Wednesday, October 31, 2012

trick or treating is alive and well in our neighborhood, apparently, but we went over to another neighborhood because we'd been invited over there. trick or treating was alive and well in that neighborhood too: whole families came around; a lot of times the mothers dressed up and got candy too. when we stopped and gave away candy at the house of a friend, seemed we gave as much away to adults as to kids. people in the street everywhere. it was a beautiful night, cool, stars out, not too cold or wet. there was a festive atmosphere, parties at many of the houses, a lot of drinking going on. the police were pulling people over.

somewhere in there we came to this enormous house, pillars on the outside, taking up two lots at least, and going back a ways. my friend knew the owner, who had bought it from a famous swindler. this guy had embezzled 77 million from his company, and got caught, went to jail in 2006 on a 25 year sentence, but was already 37, and likely to be in jail for much of his life. he was pretty well known around town and of course they had to sell all these old cars and such to raise some of the 77 mil he owed when they finally caught up with him. he left three young kids, guess he told them, good luck, i'll be in jail for a while. folks admire him actually for somehow piling up 77 million before they caught up with him.

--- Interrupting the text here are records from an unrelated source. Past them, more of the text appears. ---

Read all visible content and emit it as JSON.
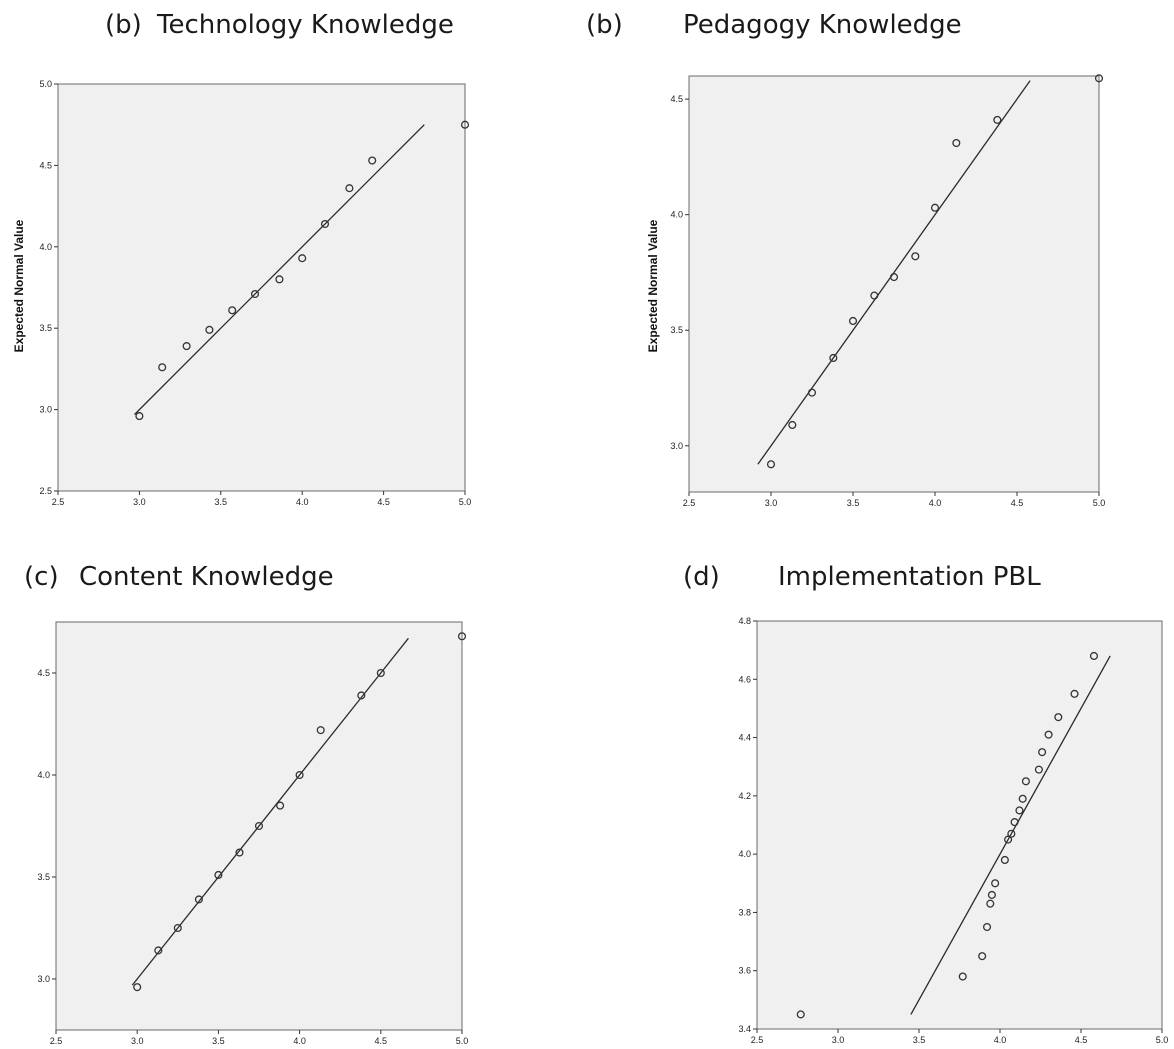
{
  "chart_data": [
    {
      "type": "scatter",
      "panel_letter": "(b)",
      "title": "Technology Knowledge",
      "ylabel": "Expected Normal Value",
      "xlabel": "",
      "xlim": [
        2.5,
        5.0
      ],
      "ylim": [
        2.5,
        5.0
      ],
      "xticks": [
        "2.5",
        "3.0",
        "3.5",
        "4.0",
        "4.5",
        "5.0"
      ],
      "yticks": [
        "2.5",
        "3.0",
        "3.5",
        "4.0",
        "4.5",
        "5.0"
      ],
      "x": [
        3.0,
        3.14,
        3.29,
        3.43,
        3.57,
        3.71,
        3.86,
        4.0,
        4.14,
        4.29,
        4.43,
        5.0
      ],
      "y": [
        2.96,
        3.26,
        3.39,
        3.49,
        3.61,
        3.71,
        3.8,
        3.93,
        4.14,
        4.36,
        4.53,
        4.75
      ],
      "fit_line": [
        [
          2.97,
          2.97
        ],
        [
          4.75,
          4.75
        ]
      ]
    },
    {
      "type": "scatter",
      "panel_letter": "(b)",
      "title": "Pedagogy Knowledge",
      "ylabel": "Expected Normal Value",
      "xlabel": "",
      "xlim": [
        2.5,
        5.0
      ],
      "ylim": [
        2.8,
        4.6
      ],
      "xticks": [
        "2.5",
        "3.0",
        "3.5",
        "4.0",
        "4.5",
        "5.0"
      ],
      "yticks": [
        "3.0",
        "3.5",
        "4.0",
        "4.5"
      ],
      "x": [
        3.0,
        3.13,
        3.25,
        3.38,
        3.5,
        3.63,
        3.75,
        3.88,
        4.0,
        4.13,
        4.38,
        5.0
      ],
      "y": [
        2.92,
        3.09,
        3.23,
        3.38,
        3.54,
        3.65,
        3.73,
        3.82,
        4.03,
        4.31,
        4.41,
        4.59
      ],
      "fit_line": [
        [
          2.92,
          2.92
        ],
        [
          4.58,
          4.58
        ]
      ]
    },
    {
      "type": "scatter",
      "panel_letter": "(c)",
      "title": "Content Knowledge",
      "ylabel": "",
      "xlabel": "",
      "xlim": [
        2.5,
        5.0
      ],
      "ylim": [
        2.75,
        4.75
      ],
      "xticks": [
        "2.5",
        "3.0",
        "3.5",
        "4.0",
        "4.5",
        "5.0"
      ],
      "yticks": [
        "3.0",
        "3.5",
        "4.0",
        "4.5"
      ],
      "x": [
        3.0,
        3.13,
        3.25,
        3.38,
        3.5,
        3.63,
        3.75,
        3.88,
        4.0,
        4.13,
        4.38,
        4.5,
        5.0
      ],
      "y": [
        2.96,
        3.14,
        3.25,
        3.39,
        3.51,
        3.62,
        3.75,
        3.85,
        4.0,
        4.22,
        4.39,
        4.5,
        4.68
      ],
      "fit_line": [
        [
          2.97,
          2.97
        ],
        [
          4.67,
          4.67
        ]
      ]
    },
    {
      "type": "scatter",
      "panel_letter": "(d)",
      "title": "Implementation PBL",
      "ylabel": "",
      "xlabel": "",
      "xlim": [
        2.5,
        5.0
      ],
      "ylim": [
        3.4,
        4.8
      ],
      "xticks": [
        "2.5",
        "3.0",
        "3.5",
        "4.0",
        "4.5",
        "5.0"
      ],
      "yticks": [
        "3.4",
        "3.6",
        "3.8",
        "4.0",
        "4.2",
        "4.4",
        "4.6",
        "4.8"
      ],
      "x": [
        2.77,
        3.77,
        3.89,
        3.92,
        3.94,
        3.95,
        3.97,
        4.03,
        4.05,
        4.07,
        4.09,
        4.12,
        4.14,
        4.16,
        4.24,
        4.26,
        4.3,
        4.36,
        4.46,
        4.58
      ],
      "y": [
        3.45,
        3.58,
        3.65,
        3.75,
        3.83,
        3.86,
        3.9,
        3.98,
        4.05,
        4.07,
        4.11,
        4.15,
        4.19,
        4.25,
        4.29,
        4.35,
        4.41,
        4.47,
        4.55,
        4.68
      ],
      "fit_line": [
        [
          3.45,
          3.45
        ],
        [
          4.68,
          4.68
        ]
      ]
    }
  ]
}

the house is big, wide open in the middle, an enormous and beautiful railing around the top dominates it; it has two pools, and a recquetball court, and enormous pillars. the guy was unexpectedly generous about letting us in, and the kids, in their costumes, got a bit of a better tour than we did, but only because we were shy. i left feeling like i'd seen one of the great sites of town.

some of the more suburban neighborhoods, out on the edge, apparently don't do so well. kids do "trunk or treat" events that are sponsored by churches and civic organizations, and this spares them from having to go around to neighbors who may not be home, or who may not appreciate the custom. in fact there is some suspicion of the custom in general. it may be that nobody has ever really found a razor blade, or a needle, in a piece of candy, or an apple, but in any case the idea of letting your kids accept any old candy from any neighbor has gone out of style in some places; not in our neighborhood. we're one of those neighborhoods that import kids, because it's known to have good candy per house ratio, lots of houses, lots of lights, good trick or treating.

but i believe we bought three bags of candy and only successfully gave away two; in addition of course our boys hauled in a couple of sacks, so there's no doubt, there will be a bit of candy around the house for a while. and this of course is a problem, but not a huge problem, it'll be old and stale soon enough, and the parents will have to take depletion measures and if those aren't good enough the older brothers will come home for thanksgiving and finsih it off. by then only the sour stuff will remain but that's ok with the older boys anyway.

came home and a lady, her husband and two kids came to the door. i gave the kids fistfuls of candy. the lady didn't want candy. she was carrying a huge obama sign though, and had an entirely black outfit. she was dressed up, but didn't want candy. she was protecting the obama sign, apparently. lots of vandalism, and drunkenness, on a night like this. you can have an obama sign, you just kind of have to watch out in this world. and if you don't have a video camera, forget it. i'm not participating in that kind of stuff, though of course i'll vote. you have to make your own relationship with the world. your house, the neighborhood, the traffic, the dangerous corners: it's life as we know it. go to bed, kids, enough sugar.